Le altre lingue: Le aree anglofone – James Harpur

Primo capitolo della rubrica “Le altre lingue” dedicato alla poesia anglofona. Il poeta selezionato e tradotto da Francesca Diano è James Harpur. Buona lettura.


James Harpur (1)

James Harpur è nato nel 1956 da genitori angloirlandesi e da molti anni si è trasferito a vivere nella Contea di Cork, a Clonakilty.
Ha compiuto studi classici, approfondendo poi la storia e la letteratura irlandese dei primi secoli del cristianesimo e della mistica medievale, ma possiede anche una solida formazione di latinista e di grecista, ha studiato l’ebraico e ha soggiornato per lunghi periodi sull’isola di Creta, ambiente che ha ispirato molte delle sue opere.
Ha pubblicato varie raccolte di testi poetici con la Anvil Press e recentemente con Carcanet.
Come traduttore ha pubblicato una meravigliosa traduzione di Boezio, che ha intitolato Fortune’s Prisoner, oltre a traduzioni da Dante, da Virgilio, da Eschilo, da Plotino ecc.
Da A Vision of Comets, a The Monk’s Dream, da The Dark Age a Oracle Bones, a Voices of the Book of Kells, le sue raccolte poetiche gli hanno guadagnato moltissimi riconoscimenti e numerosi premi nazionali e internazionali.

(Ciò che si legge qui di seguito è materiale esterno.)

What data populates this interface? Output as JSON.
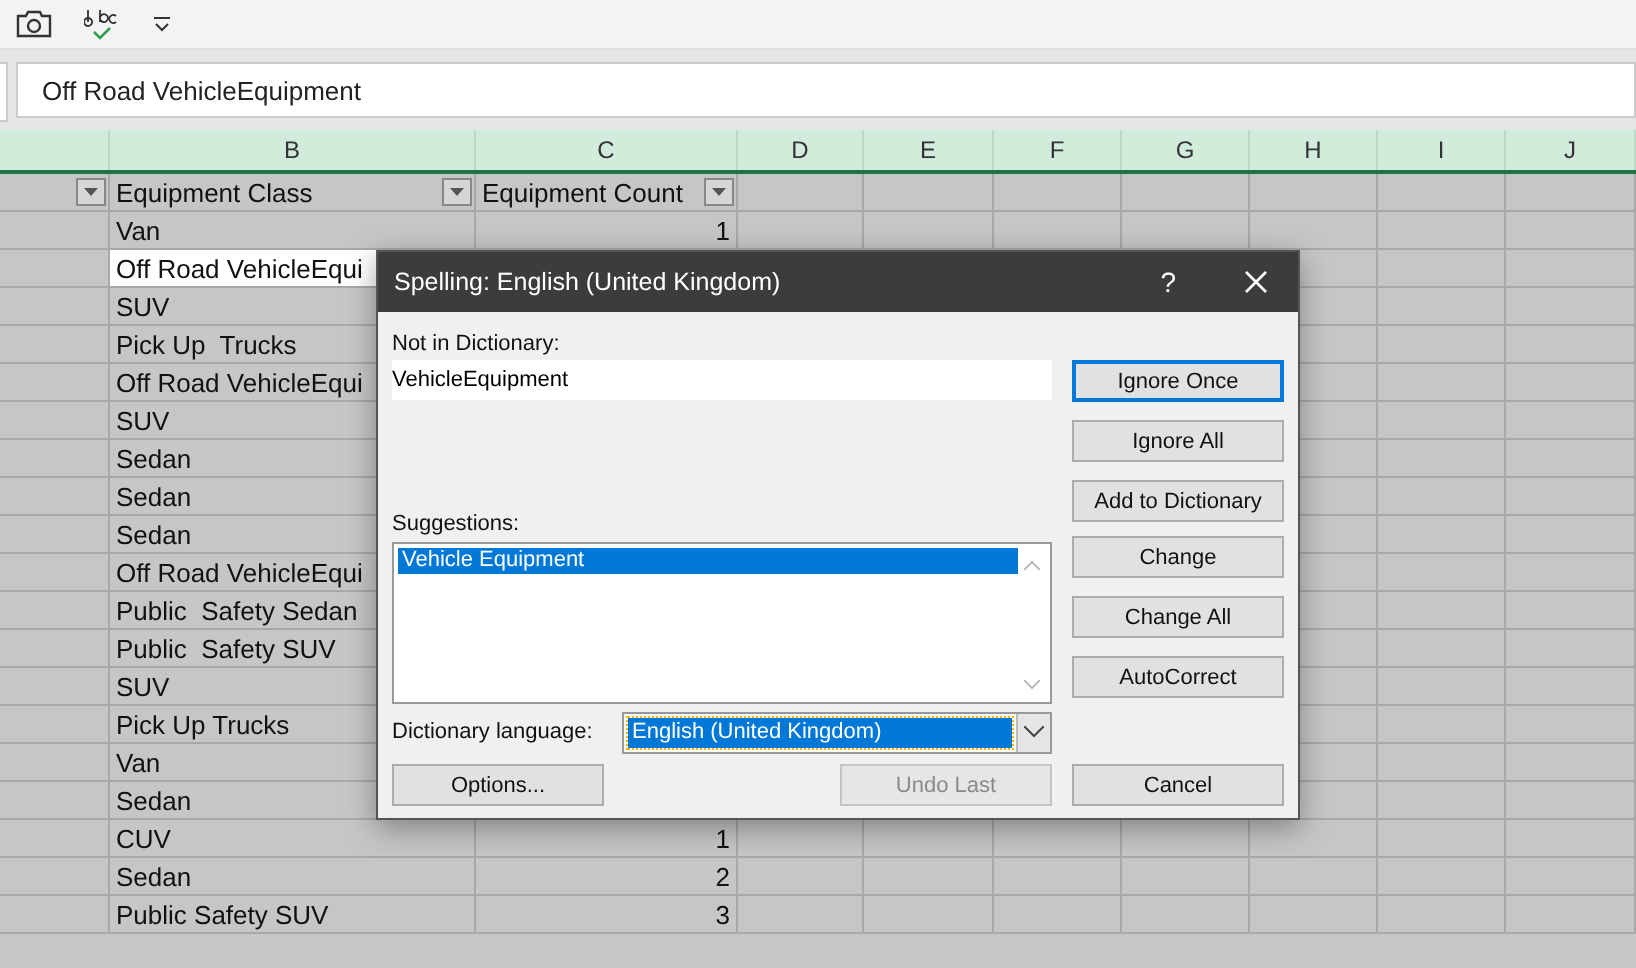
{
  "formula_bar": {
    "value": "Off Road VehicleEquipment"
  },
  "column_headers": [
    "B",
    "C",
    "D",
    "E",
    "F",
    "G",
    "H",
    "I",
    "J"
  ],
  "table": {
    "header": [
      "Equipment Class",
      "Equipment Count"
    ],
    "rows": [
      {
        "class": "Van",
        "count": "1",
        "selected": false
      },
      {
        "class": "Off Road VehicleEqui",
        "selected": true
      },
      {
        "class": "SUV",
        "selected": false
      },
      {
        "class": "Pick Up  Trucks",
        "selected": false
      },
      {
        "class": "Off Road VehicleEqui",
        "selected": false
      },
      {
        "class": "SUV",
        "selected": false
      },
      {
        "class": "Sedan",
        "selected": false
      },
      {
        "class": "Sedan",
        "selected": false
      },
      {
        "class": "Sedan",
        "selected": false
      },
      {
        "class": "Off Road VehicleEqui",
        "selected": false
      },
      {
        "class": "Public  Safety Sedan",
        "selected": false
      },
      {
        "class": "Public  Safety SUV",
        "selected": false
      },
      {
        "class": "SUV",
        "selected": false
      },
      {
        "class": "Pick Up Trucks",
        "selected": false
      },
      {
        "class": "Van",
        "selected": false
      },
      {
        "class": "Sedan",
        "selected": false
      },
      {
        "class": "CUV",
        "count": "1",
        "selected": false
      },
      {
        "class": "Sedan",
        "count": "2",
        "selected": false
      },
      {
        "class": "Public Safety SUV",
        "count": "3",
        "selected": false
      }
    ]
  },
  "dialog": {
    "title": "Spelling: English (United Kingdom)",
    "help": "?",
    "not_in_dictionary_label": "Not in Dictionary:",
    "not_in_dictionary_value": "VehicleEquipment",
    "suggestions_label": "Suggestions:",
    "suggestions": [
      {
        "text": "Vehicle Equipment",
        "selected": true
      }
    ],
    "language_label": "Dictionary language:",
    "language_value": "English (United Kingdom)",
    "side_buttons": [
      {
        "label": "Ignore Once",
        "focused": true,
        "disabled": false
      },
      {
        "label": "Ignore All",
        "focused": false,
        "disabled": false
      },
      {
        "label": "Add to Dictionary",
        "focused": false,
        "disabled": false
      },
      {
        "label": "Change",
        "focused": false,
        "disabled": false
      },
      {
        "label": "Change All",
        "focused": false,
        "disabled": false
      },
      {
        "label": "AutoCorrect",
        "focused": false,
        "disabled": false
      }
    ],
    "bottom_buttons": [
      {
        "label": "Options...",
        "focused": false,
        "disabled": false
      },
      {
        "label": "Undo Last",
        "focused": false,
        "disabled": true
      },
      {
        "label": "Cancel",
        "focused": false,
        "disabled": false
      }
    ]
  }
}
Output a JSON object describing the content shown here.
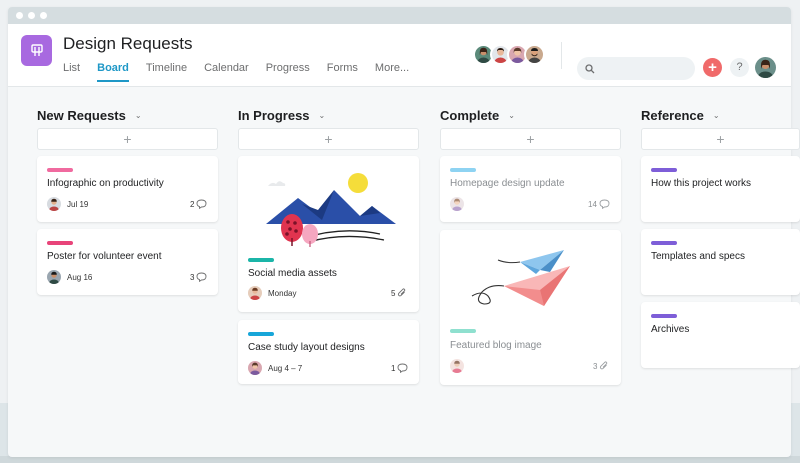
{
  "window": {
    "dots": 3
  },
  "project": {
    "title": "Design Requests",
    "icon": "clipboard-icon",
    "color": "#a869e0"
  },
  "nav": {
    "tabs": [
      "List",
      "Board",
      "Timeline",
      "Calendar",
      "Progress",
      "Forms",
      "More..."
    ],
    "active": "Board"
  },
  "header": {
    "add_button": "+",
    "help_button": "?"
  },
  "columns": [
    {
      "title": "New Requests",
      "add": "+",
      "cards": [
        {
          "title": "Infographic on productivity",
          "tag_color": "#f06a9f",
          "date": "Jul 19",
          "count": "2",
          "count_icon": "comment-icon"
        },
        {
          "title": "Poster for volunteer event",
          "tag_color": "#e8447a",
          "date": "Aug 16",
          "count": "3",
          "count_icon": "comment-icon"
        }
      ]
    },
    {
      "title": "In Progress",
      "add": "+",
      "cards": [
        {
          "title": "Social media assets",
          "tag_color": "#1bb5a8",
          "date": "Monday",
          "count": "5",
          "count_icon": "attachment-icon",
          "image": "mountains-illustration"
        },
        {
          "title": "Case study layout designs",
          "tag_color": "#17a6d9",
          "date": "Aug 4 – 7",
          "count": "1",
          "count_icon": "comment-icon"
        }
      ]
    },
    {
      "title": "Complete",
      "add": "+",
      "cards": [
        {
          "title": "Homepage design update",
          "tag_color": "#8ed3f2",
          "count": "14",
          "count_icon": "comment-icon"
        },
        {
          "title": "Featured blog image",
          "tag_color": "#8fe0cf",
          "count": "3",
          "count_icon": "attachment-icon",
          "image": "paper-planes-illustration"
        }
      ]
    },
    {
      "title": "Reference",
      "add": "+",
      "cards": [
        {
          "title": "How this project works",
          "tag_color": "#7e5ed8"
        },
        {
          "title": "Templates and specs",
          "tag_color": "#7e5ed8"
        },
        {
          "title": "Archives",
          "tag_color": "#7e5ed8"
        }
      ]
    }
  ]
}
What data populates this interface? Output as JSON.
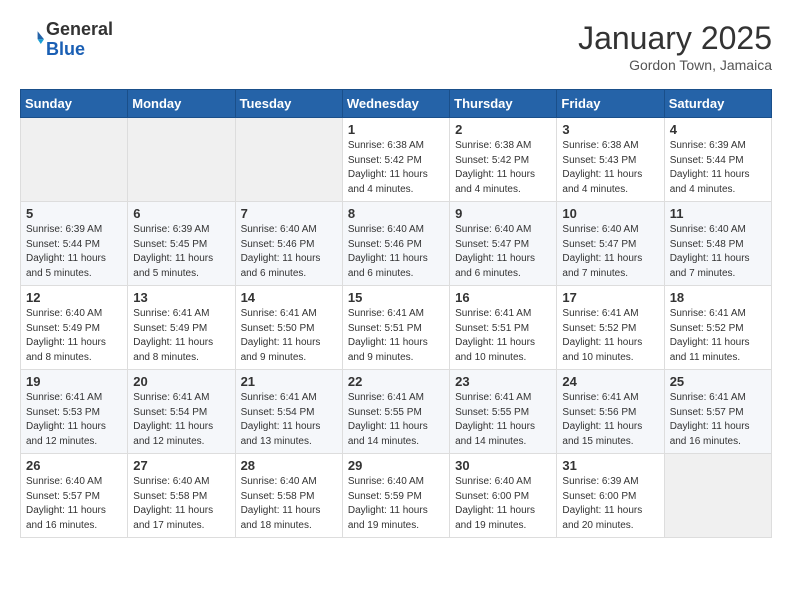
{
  "header": {
    "logo_general": "General",
    "logo_blue": "Blue",
    "month_title": "January 2025",
    "subtitle": "Gordon Town, Jamaica"
  },
  "weekdays": [
    "Sunday",
    "Monday",
    "Tuesday",
    "Wednesday",
    "Thursday",
    "Friday",
    "Saturday"
  ],
  "weeks": [
    [
      {
        "day": "",
        "sunrise": "",
        "sunset": "",
        "daylight": ""
      },
      {
        "day": "",
        "sunrise": "",
        "sunset": "",
        "daylight": ""
      },
      {
        "day": "",
        "sunrise": "",
        "sunset": "",
        "daylight": ""
      },
      {
        "day": "1",
        "sunrise": "Sunrise: 6:38 AM",
        "sunset": "Sunset: 5:42 PM",
        "daylight": "Daylight: 11 hours and 4 minutes."
      },
      {
        "day": "2",
        "sunrise": "Sunrise: 6:38 AM",
        "sunset": "Sunset: 5:42 PM",
        "daylight": "Daylight: 11 hours and 4 minutes."
      },
      {
        "day": "3",
        "sunrise": "Sunrise: 6:38 AM",
        "sunset": "Sunset: 5:43 PM",
        "daylight": "Daylight: 11 hours and 4 minutes."
      },
      {
        "day": "4",
        "sunrise": "Sunrise: 6:39 AM",
        "sunset": "Sunset: 5:44 PM",
        "daylight": "Daylight: 11 hours and 4 minutes."
      }
    ],
    [
      {
        "day": "5",
        "sunrise": "Sunrise: 6:39 AM",
        "sunset": "Sunset: 5:44 PM",
        "daylight": "Daylight: 11 hours and 5 minutes."
      },
      {
        "day": "6",
        "sunrise": "Sunrise: 6:39 AM",
        "sunset": "Sunset: 5:45 PM",
        "daylight": "Daylight: 11 hours and 5 minutes."
      },
      {
        "day": "7",
        "sunrise": "Sunrise: 6:40 AM",
        "sunset": "Sunset: 5:46 PM",
        "daylight": "Daylight: 11 hours and 6 minutes."
      },
      {
        "day": "8",
        "sunrise": "Sunrise: 6:40 AM",
        "sunset": "Sunset: 5:46 PM",
        "daylight": "Daylight: 11 hours and 6 minutes."
      },
      {
        "day": "9",
        "sunrise": "Sunrise: 6:40 AM",
        "sunset": "Sunset: 5:47 PM",
        "daylight": "Daylight: 11 hours and 6 minutes."
      },
      {
        "day": "10",
        "sunrise": "Sunrise: 6:40 AM",
        "sunset": "Sunset: 5:47 PM",
        "daylight": "Daylight: 11 hours and 7 minutes."
      },
      {
        "day": "11",
        "sunrise": "Sunrise: 6:40 AM",
        "sunset": "Sunset: 5:48 PM",
        "daylight": "Daylight: 11 hours and 7 minutes."
      }
    ],
    [
      {
        "day": "12",
        "sunrise": "Sunrise: 6:40 AM",
        "sunset": "Sunset: 5:49 PM",
        "daylight": "Daylight: 11 hours and 8 minutes."
      },
      {
        "day": "13",
        "sunrise": "Sunrise: 6:41 AM",
        "sunset": "Sunset: 5:49 PM",
        "daylight": "Daylight: 11 hours and 8 minutes."
      },
      {
        "day": "14",
        "sunrise": "Sunrise: 6:41 AM",
        "sunset": "Sunset: 5:50 PM",
        "daylight": "Daylight: 11 hours and 9 minutes."
      },
      {
        "day": "15",
        "sunrise": "Sunrise: 6:41 AM",
        "sunset": "Sunset: 5:51 PM",
        "daylight": "Daylight: 11 hours and 9 minutes."
      },
      {
        "day": "16",
        "sunrise": "Sunrise: 6:41 AM",
        "sunset": "Sunset: 5:51 PM",
        "daylight": "Daylight: 11 hours and 10 minutes."
      },
      {
        "day": "17",
        "sunrise": "Sunrise: 6:41 AM",
        "sunset": "Sunset: 5:52 PM",
        "daylight": "Daylight: 11 hours and 10 minutes."
      },
      {
        "day": "18",
        "sunrise": "Sunrise: 6:41 AM",
        "sunset": "Sunset: 5:52 PM",
        "daylight": "Daylight: 11 hours and 11 minutes."
      }
    ],
    [
      {
        "day": "19",
        "sunrise": "Sunrise: 6:41 AM",
        "sunset": "Sunset: 5:53 PM",
        "daylight": "Daylight: 11 hours and 12 minutes."
      },
      {
        "day": "20",
        "sunrise": "Sunrise: 6:41 AM",
        "sunset": "Sunset: 5:54 PM",
        "daylight": "Daylight: 11 hours and 12 minutes."
      },
      {
        "day": "21",
        "sunrise": "Sunrise: 6:41 AM",
        "sunset": "Sunset: 5:54 PM",
        "daylight": "Daylight: 11 hours and 13 minutes."
      },
      {
        "day": "22",
        "sunrise": "Sunrise: 6:41 AM",
        "sunset": "Sunset: 5:55 PM",
        "daylight": "Daylight: 11 hours and 14 minutes."
      },
      {
        "day": "23",
        "sunrise": "Sunrise: 6:41 AM",
        "sunset": "Sunset: 5:55 PM",
        "daylight": "Daylight: 11 hours and 14 minutes."
      },
      {
        "day": "24",
        "sunrise": "Sunrise: 6:41 AM",
        "sunset": "Sunset: 5:56 PM",
        "daylight": "Daylight: 11 hours and 15 minutes."
      },
      {
        "day": "25",
        "sunrise": "Sunrise: 6:41 AM",
        "sunset": "Sunset: 5:57 PM",
        "daylight": "Daylight: 11 hours and 16 minutes."
      }
    ],
    [
      {
        "day": "26",
        "sunrise": "Sunrise: 6:40 AM",
        "sunset": "Sunset: 5:57 PM",
        "daylight": "Daylight: 11 hours and 16 minutes."
      },
      {
        "day": "27",
        "sunrise": "Sunrise: 6:40 AM",
        "sunset": "Sunset: 5:58 PM",
        "daylight": "Daylight: 11 hours and 17 minutes."
      },
      {
        "day": "28",
        "sunrise": "Sunrise: 6:40 AM",
        "sunset": "Sunset: 5:58 PM",
        "daylight": "Daylight: 11 hours and 18 minutes."
      },
      {
        "day": "29",
        "sunrise": "Sunrise: 6:40 AM",
        "sunset": "Sunset: 5:59 PM",
        "daylight": "Daylight: 11 hours and 19 minutes."
      },
      {
        "day": "30",
        "sunrise": "Sunrise: 6:40 AM",
        "sunset": "Sunset: 6:00 PM",
        "daylight": "Daylight: 11 hours and 19 minutes."
      },
      {
        "day": "31",
        "sunrise": "Sunrise: 6:39 AM",
        "sunset": "Sunset: 6:00 PM",
        "daylight": "Daylight: 11 hours and 20 minutes."
      },
      {
        "day": "",
        "sunrise": "",
        "sunset": "",
        "daylight": ""
      }
    ]
  ]
}
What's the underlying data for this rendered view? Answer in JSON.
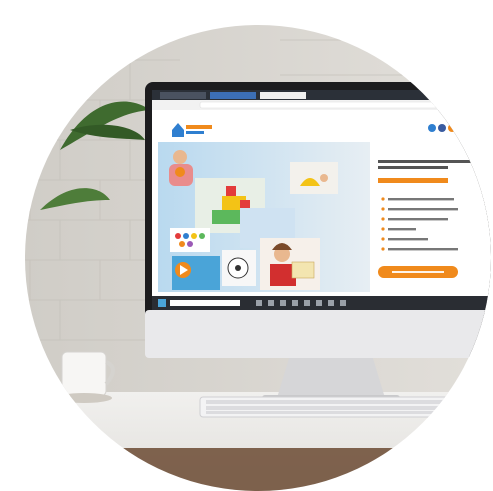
{
  "scene": {
    "description_tag": "photo",
    "colors": {
      "wall": "#d9d6d0",
      "brick_line": "#c7c3bc",
      "desk": "#ecebe8",
      "monitor_frame": "#1c1c1e",
      "monitor_chin": "#e9e9eb",
      "stand": "#d8d8da",
      "site_bg": "#ffffff",
      "accent_orange": "#f08a1c",
      "accent_blue": "#2f7fd0",
      "taskbar": "#2a2d33",
      "browser_bar": "#2b3038",
      "plant": "#3f6b2f"
    },
    "icons": [
      "plant-leaf-icon",
      "cup-icon",
      "keyboard-icon",
      "play-icon",
      "logo-house-icon"
    ]
  },
  "site": {
    "hero_cta_color": "#f08a1c",
    "social_colors": [
      "#2f7fd0",
      "#3a5ba0",
      "#f08a1c",
      "#4cb3e6",
      "#cc3333",
      "#5577cc"
    ]
  }
}
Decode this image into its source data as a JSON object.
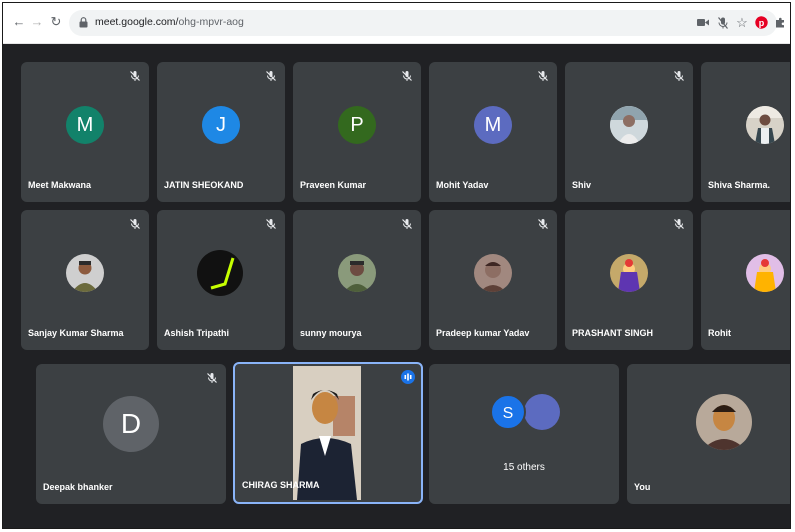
{
  "browser": {
    "url_host": "meet.google.com/",
    "url_path": "ohg-mpvr-aog"
  },
  "participants": [
    {
      "name": "Meet Makwana",
      "initial": "M",
      "color": "#12826a",
      "muted": true
    },
    {
      "name": "JATIN SHEOKAND",
      "initial": "J",
      "color": "#1e88e5",
      "muted": true
    },
    {
      "name": "Praveen Kumar",
      "initial": "P",
      "color": "#33691e",
      "muted": true
    },
    {
      "name": "Mohit Yadav",
      "initial": "M",
      "color": "#5c6bc0",
      "muted": true
    },
    {
      "name": "Shiv",
      "muted": true
    },
    {
      "name": "Shiva Sharma.",
      "muted": false
    },
    {
      "name": "Sanjay Kumar Sharma",
      "muted": true
    },
    {
      "name": "Ashish Tripathi",
      "muted": true
    },
    {
      "name": "sunny mourya",
      "muted": true
    },
    {
      "name": "Pradeep kumar Yadav",
      "muted": true
    },
    {
      "name": "PRASHANT SINGH",
      "muted": true
    },
    {
      "name": "Rohit",
      "muted": false
    },
    {
      "name": "Deepak bhanker",
      "initial": "D",
      "color": "#5f6368",
      "muted": true
    },
    {
      "name": "CHIRAG SHARMA",
      "muted": false,
      "speaking": true
    },
    {
      "name": "You",
      "muted": false
    }
  ],
  "others": {
    "initial": "S",
    "color": "#1a73e8",
    "label": "15 others"
  }
}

Nel 2007 ha pubblicato, con la Iona Books, The Gospel of Joseph of Arimathea, testo in prosa e versi.
Fra i molti premi e riconoscimenti, nel 1995 ha ricevuto The British National Poetry Prize, borse dalla Cork Arts Society, dall’Arts Council, dall’Eric Gregory Trust e dalla Society of Authors.
Nel 2009 ha vinto il Michael Hartnett Award.
Nel 2012 ha pubblicato la quinta raccolta poetica, Angels and Harvesters, sempre con la Anvil Press.
È direttore della sezione poesia di “Southword”, uno dei più importanti e autorevoli periodici letterari irlandesi e della “Temenos Academy Review”.
È stato poeta residente per il Munster Literary Centre, la Princess Grace Kelly Irish Library di Monaco e la Cattedrale di Exeter. Tiene corsi di scrittura poetica in varie università sia in Irlanda che in Gran Bretagna, letture pubbliche, televisive e radiofoniche e attualmente sta conducendo un lavoro su Ulisse e l’Odissea.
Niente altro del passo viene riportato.